Enlarged Meeting of Central Military Commission of WPK Held under Guidance of Kim Jong Un

Pyongyang, February 3 (KCNA) -- An enlarged meeting of the Central Military Commission of the Workers' Party of Korea was held under the guidance of Kim Jong Un, first secretary of the WPK, chairman of the Central Military Commission of the WPK, first chairman of the DPRK National Defence Commission and supreme commander of the Korean People's Army.

Present there were members of the WPK Central Military Commission, staff members of the KPA Supreme Command and commanding officers of the large combined units including the navy, air force and anti-air force and strategic rocket force.

The enlarged meeting of the WPK Central Military Commission discussed the issue of bringing about a great turn in bolstering up the military capability, true to the Songun revolutionary leadership of the WPK, and an organizational issue.

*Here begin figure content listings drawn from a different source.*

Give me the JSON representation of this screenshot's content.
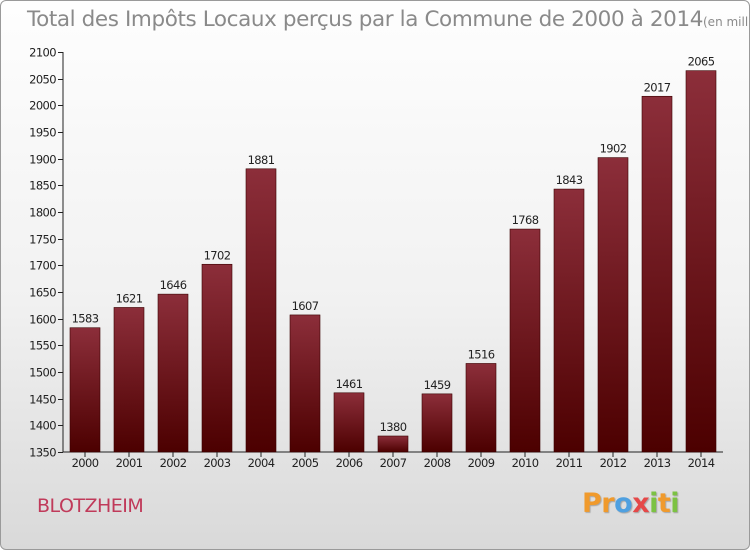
{
  "page": {
    "title": "Total des Impôts Locaux perçus par la Commune de 2000 à 2014",
    "title_unit": "(en milliers d'€)",
    "commune": "BLOTZHEIM",
    "logo": {
      "letters": [
        "P",
        "r",
        "o",
        "x",
        "i",
        "t",
        "i"
      ],
      "colors": [
        "#f09a2c",
        "#f09a2c",
        "#4fa0e0",
        "#e54848",
        "#7cc243",
        "#f09a2c",
        "#7cc243"
      ]
    }
  },
  "chart_data": {
    "type": "bar",
    "categories": [
      "2000",
      "2001",
      "2002",
      "2003",
      "2004",
      "2005",
      "2006",
      "2007",
      "2008",
      "2009",
      "2010",
      "2011",
      "2012",
      "2013",
      "2014"
    ],
    "values": [
      1583,
      1621,
      1646,
      1702,
      1881,
      1607,
      1461,
      1380,
      1459,
      1516,
      1768,
      1843,
      1902,
      2017,
      2065
    ],
    "ylim": [
      1350,
      2100
    ],
    "yticks": [
      1350,
      1400,
      1450,
      1500,
      1550,
      1600,
      1650,
      1700,
      1750,
      1800,
      1850,
      1900,
      1950,
      2000,
      2050,
      2100
    ],
    "grid": false,
    "bar_color_top": "#8c2e3a",
    "bar_color_bottom": "#4c0000"
  }
}
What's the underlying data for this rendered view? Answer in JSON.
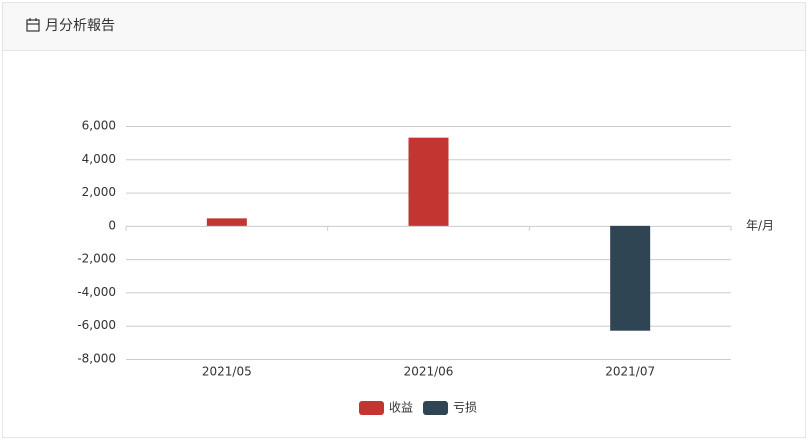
{
  "header": {
    "title": "月分析報告"
  },
  "chart_data": {
    "type": "bar",
    "stacked": true,
    "categories": [
      "2021/05",
      "2021/06",
      "2021/07"
    ],
    "xlabel": "年/月",
    "series": [
      {
        "name": "收益",
        "color": "#c23531",
        "values": [
          450,
          5300,
          null
        ]
      },
      {
        "name": "亏损",
        "color": "#2f4554",
        "values": [
          null,
          null,
          -6300
        ]
      }
    ],
    "ylim": [
      -8000,
      6000
    ],
    "yticks": [
      {
        "value": -8000,
        "label": "-8,000"
      },
      {
        "value": -6000,
        "label": "-6,000"
      },
      {
        "value": -4000,
        "label": "-4,000"
      },
      {
        "value": -2000,
        "label": "-2,000"
      },
      0,
      {
        "value": 2000,
        "label": "2,000"
      },
      {
        "value": 4000,
        "label": "4,000"
      },
      {
        "value": 6000,
        "label": "6,000"
      }
    ],
    "grid": true,
    "legend": "bottom"
  }
}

Kim Jong Un made an important concluding speech which serves as guidelines for further strengthening the KPA into a matchless revolutionary army of Mt. Paektu and defending the security and sovereignty of the country as required by the WPK and the developing revolution.

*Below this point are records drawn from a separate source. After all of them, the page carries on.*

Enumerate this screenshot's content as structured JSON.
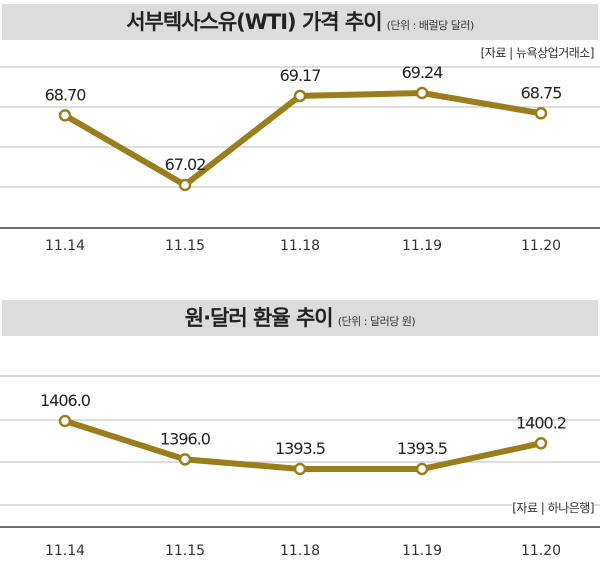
{
  "chart_data": [
    {
      "type": "line",
      "title": "서부텍사스유(WTI) 가격 추이",
      "unit": "(단위 : 배럴당 달러)",
      "source": "[자료 | 뉴욕상업거래소]",
      "categories": [
        "11.14",
        "11.15",
        "11.18",
        "11.19",
        "11.20"
      ],
      "values": [
        68.7,
        67.02,
        69.17,
        69.24,
        68.75
      ],
      "labels": [
        "68.70",
        "67.02",
        "69.17",
        "69.24",
        "68.75"
      ],
      "grid": true,
      "color": "#9a7d1c"
    },
    {
      "type": "line",
      "title": "원·달러 환율 추이",
      "unit": "(단위 : 달러당 원)",
      "source": "[자료 | 하나은행]",
      "categories": [
        "11.14",
        "11.15",
        "11.18",
        "11.19",
        "11.20"
      ],
      "values": [
        1406.0,
        1396.0,
        1393.5,
        1393.5,
        1400.2
      ],
      "labels": [
        "1406.0",
        "1396.0",
        "1393.5",
        "1393.5",
        "1400.2"
      ],
      "grid": true,
      "color": "#9a7d1c"
    }
  ]
}
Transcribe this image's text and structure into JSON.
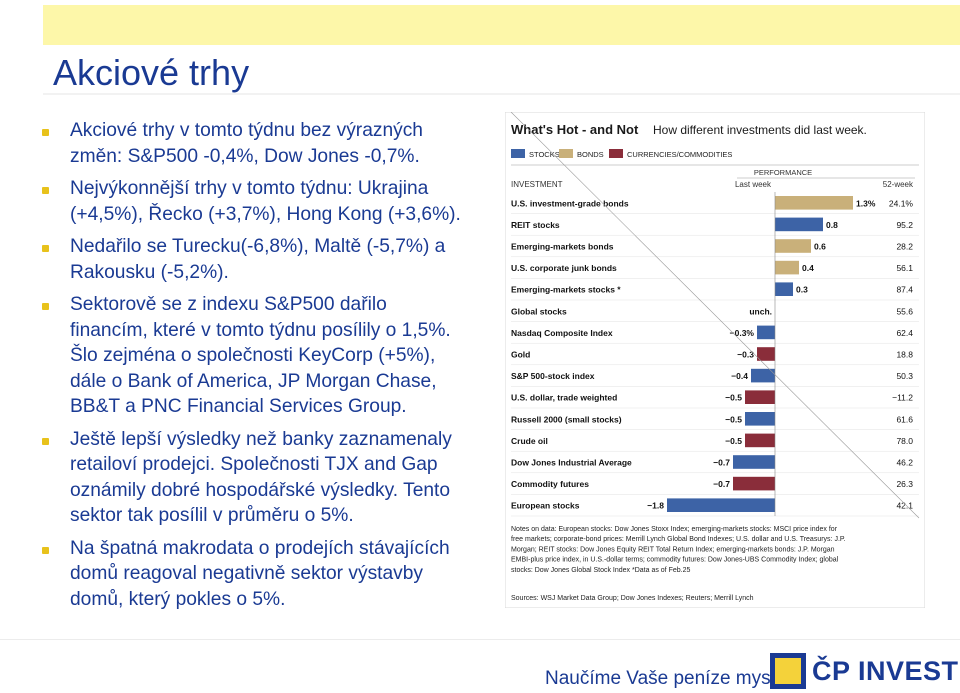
{
  "slide": {
    "title": "Akciové trhy",
    "bullets": [
      "Akciové trhy v tomto týdnu bez výrazných\nzměn: S&P500 -0,4%, Dow Jones -0,7%.",
      "Nejvýkonnější trhy v tomto týdnu: Ukrajina\n(+4,5%), Řecko (+3,7%), Hong Kong (+3,6%).",
      "Nedařilo se Turecku(-6,8%), Maltě (-5,7%) a\nRakousku (-5,2%).",
      "Sektorově se z indexu S&P500 dařilo\nfinancím, které v tomto týdnu posílily o 1,5%.\nŠlo zejména o společnosti KeyCorp (+5%),\ndále o Bank of America, JP Morgan Chase,\nBB&T a PNC Financial Services Group.",
      "Ještě lepší výsledky než banky zaznamenaly\nretailoví prodejci. Společnosti TJX and Gap\noznámily dobré hospodářské výsledky. Tento\nsektor tak posílil v průměru o 5%.",
      "Na špatná makrodata o prodejích stávajících\ndomů reagoval negativně sektor výstavby\ndomů, který pokles o 5%."
    ]
  },
  "footer": {
    "slogan": "Naučíme Vaše peníze myslet",
    "brand": "ČP INVEST"
  },
  "colors": {
    "title": "#1a3a93",
    "bullet_marker": "#e8c21b",
    "stocks": "#3d63a6",
    "bonds": "#c9b07a",
    "currencies": "#8a2d3a"
  },
  "chart_data": {
    "type": "bar",
    "title": "What's Hot - and Not",
    "subtitle": "How different investments did last week.",
    "legend": [
      "STOCKS",
      "BONDS",
      "CURRENCIES/COMMODITIES"
    ],
    "header_group": "PERFORMANCE",
    "col_investment": "INVESTMENT",
    "col_last_week": "Last week",
    "col_52_week": "52-week",
    "categories": [
      "U.S. investment-grade bonds",
      "REIT stocks",
      "Emerging-markets bonds",
      "U.S. corporate junk bonds",
      "Emerging-markets stocks *",
      "Global stocks",
      "Nasdaq Composite Index",
      "Gold",
      "S&P 500-stock index",
      "U.S. dollar, trade weighted",
      "Russell 2000 (small stocks)",
      "Crude oil",
      "Dow Jones Industrial Average",
      "Commodity futures",
      "European stocks"
    ],
    "series": [
      {
        "name": "Last week",
        "values": [
          1.3,
          0.8,
          0.6,
          0.4,
          0.3,
          0,
          -0.3,
          -0.3,
          -0.4,
          -0.5,
          -0.5,
          -0.5,
          -0.7,
          -0.7,
          -1.8
        ]
      },
      {
        "name": "52-week",
        "values": [
          24.1,
          95.2,
          28.2,
          56.1,
          87.4,
          55.6,
          62.4,
          18.8,
          50.3,
          -11.2,
          61.6,
          78.0,
          46.2,
          26.3,
          42.1
        ]
      }
    ],
    "last_week_labels": [
      "1.3%",
      "0.8",
      "0.6",
      "0.4",
      "0.3",
      "unch.",
      "−0.3%",
      "−0.3",
      "−0.4",
      "−0.5",
      "−0.5",
      "−0.5",
      "−0.7",
      "−0.7",
      "−1.8"
    ],
    "week52_labels": [
      "24.1%",
      "95.2",
      "28.2",
      "56.1",
      "87.4",
      "55.6",
      "62.4",
      "18.8",
      "50.3",
      "−11.2",
      "61.6",
      "78.0",
      "46.2",
      "26.3",
      "42.1"
    ],
    "kinds": [
      "bonds",
      "stocks",
      "bonds",
      "bonds",
      "stocks",
      "stocks",
      "stocks",
      "currencies",
      "stocks",
      "currencies",
      "stocks",
      "currencies",
      "stocks",
      "currencies",
      "stocks"
    ],
    "notes": [
      "Notes on data: European stocks: Dow Jones Stoxx Index; emerging-markets stocks: MSCI price index for",
      "free markets; corporate-bond prices: Merrill Lynch Global Bond Indexes; U.S. dollar and U.S. Treasurys: J.P.",
      "Morgan; REIT stocks: Dow Jones Equity REIT Total Return Index; emerging-markets bonds: J.P. Morgan",
      "EMBI-plus price index, in U.S.-dollar terms; commodity futures: Dow Jones-UBS Commodity Index; global",
      "stocks: Dow Jones Global Stock Index *Data as of Feb.25"
    ],
    "sources": "Sources: WSJ Market Data Group; Dow Jones Indexes; Reuters; Merrill Lynch"
  }
}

After listening to the historic speech made by Kim Jong Un with great excitement, the participants in the meeting extended highest glory and deepest thanks to Kim Jong Un, who is ushering in the greatest heyday of increasing the military capability with his extraordinary wisdom and stratagem, matchless grit and pluck and noble virtues and evinced their firm determination to unconditionally and thoroughly implement the militant tasks set forth by him in his speech.

The enlarged meeting of the WPK Central Military Commission held at an important time when a turning phase is being opened in building a thriving socialist nation and achieving the cause of national reunification will mark an important occasion in powerfully encouraging the army and people of the DPRK all out in the general advance of the new year full of conviction of certain victory and optimism and bolstering up the defence capability of the country in every way.


Adam Cathcart

Not to contradict the data marshaled here, but Kim Jong Un did give a major non-military speech on January 29 for which the full text is available - This extensive speech contained not a single reference to the Army, but a couple of satellite references, and was almost purely focused on Workers' Party, for what it's worth. There was even some discussion about rehabilitating children of political offenders, which in DPRK context might even be interpreted as a (tactical and easily reversible) move toward liberalization. I'd be interested in learning more about how the missile test and the sanctions discussion cuts into or connects with the "no more belt-tightening" rhetoric in Pyongyang. Sounds like they are already blaming the sanctions for economic difficulties, which might be considered another important narrative emerging out of all this recent sulphur.


Adam: Thanks for the comment. Of course, leaders will give speeches in lots of venues and target message accordingly. But what struck us about these recent reports was the quasi-official nature of the bodies in question: an NSC-like "consultative" security group and an "enlarged" CMC meeting. These may prove ephemeral but that is part of the point: the leadership is not bound by formal decision-making structures as in China but is putting together ad hoc bodies of favored groups around an increasingly militarized foreign and domestic policy agenda.